Daily roundup 24 August: GCSE results, Neet rate, and childcare suspension
Thursday, August 24, 2017
Fall in proportion of pupils achieving good GCSE results; government statistics show rise in those not in education, employment, or training (Neet); and childcare registration suspended at charity where two children went missing, all in the news today.
The proportion of pupils achieving good GCSE passes in England has fallen. The Guardian reports that amid a number of changes to exams and gradings, including a new nine-point scale in the key subjects of English and maths, there were weaker results in history, maths and geography than last year. Overall the proportion of students gaining at least a C, or a 4 under the new system, in England fell slightly, from 66.5 per cent to 66.1 per cent.
The proportion of 16- to 18-year-olds not in education, employment, or training (Neet) increased slightly over the over the last quarter. Figures published by the Department for Education show that between April and June the rate increased by 0.3 percentage points (to 8.4 per cent) from the previous quarter.
Two children with learning disabilities briefly went missing from the care of a Woking charity, prompting Ofsted to suspend its childcare registration.
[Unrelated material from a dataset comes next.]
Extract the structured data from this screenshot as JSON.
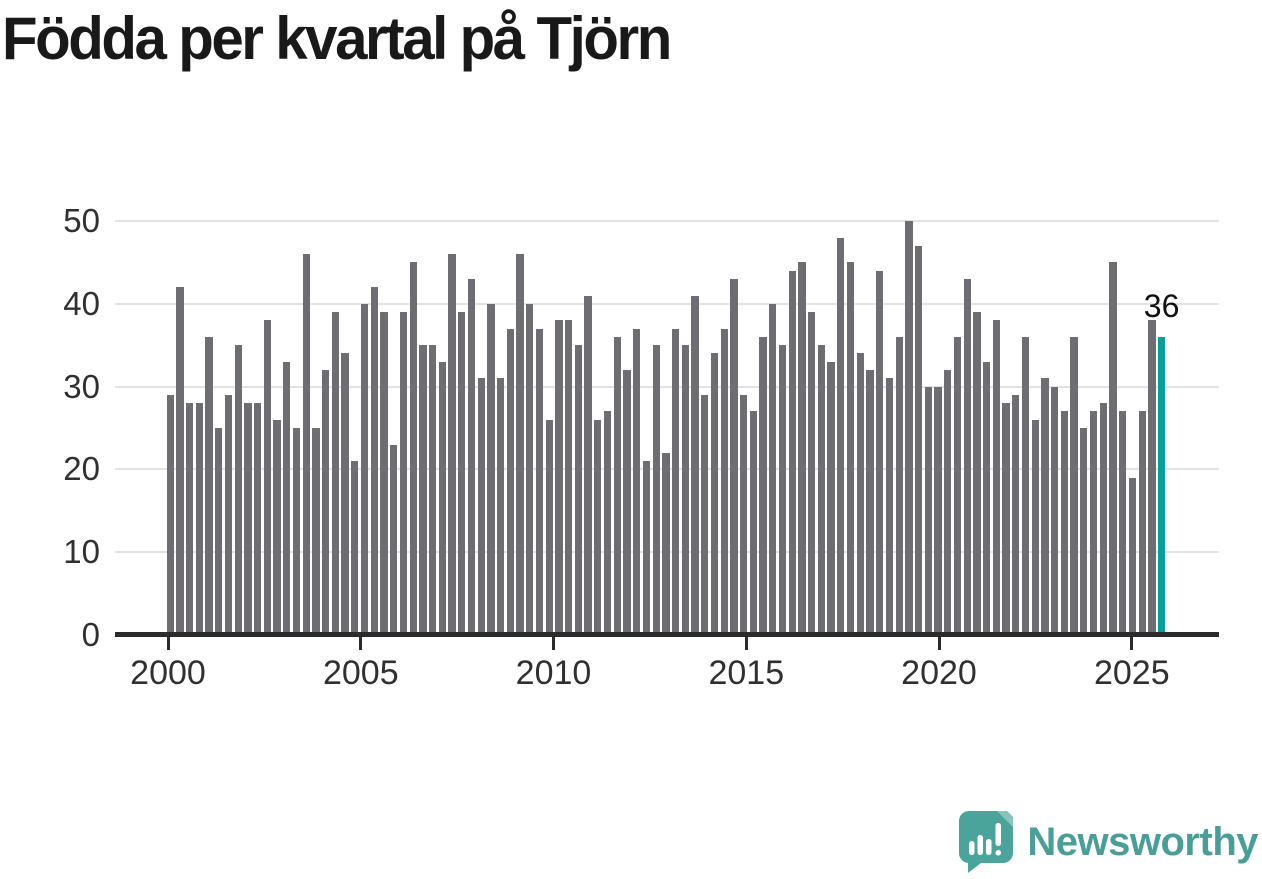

Get Surrey reports that LinkAble, which provides sporting, social and recreational activities for children and adults with learning disabilities, had its childcare registration suspended for six weeks following a compliance visit by the regulator on 4 August.
The head of social services at Fife Council has insisted that support for vulnerable children and families has improved since the deaths of three vulnerable children. STV News reports that the council has been under scrutiny after Liam Fee, Mikaeel Kular and Madison Horn were killed in their own homes in separate incidents. A report into a three-year review of child protection is due to be discussed by councillors next week.
Parents keen to secure school places are pushing up house prices in desirable locations by almost £27,000, analysis has found. The Independent reports that one in four parents with school age children have either bought or rented a new home to give themselves the right address for a particular catchment area and were willing to spend an extra 12 per cent on top of the market value of a home for the location.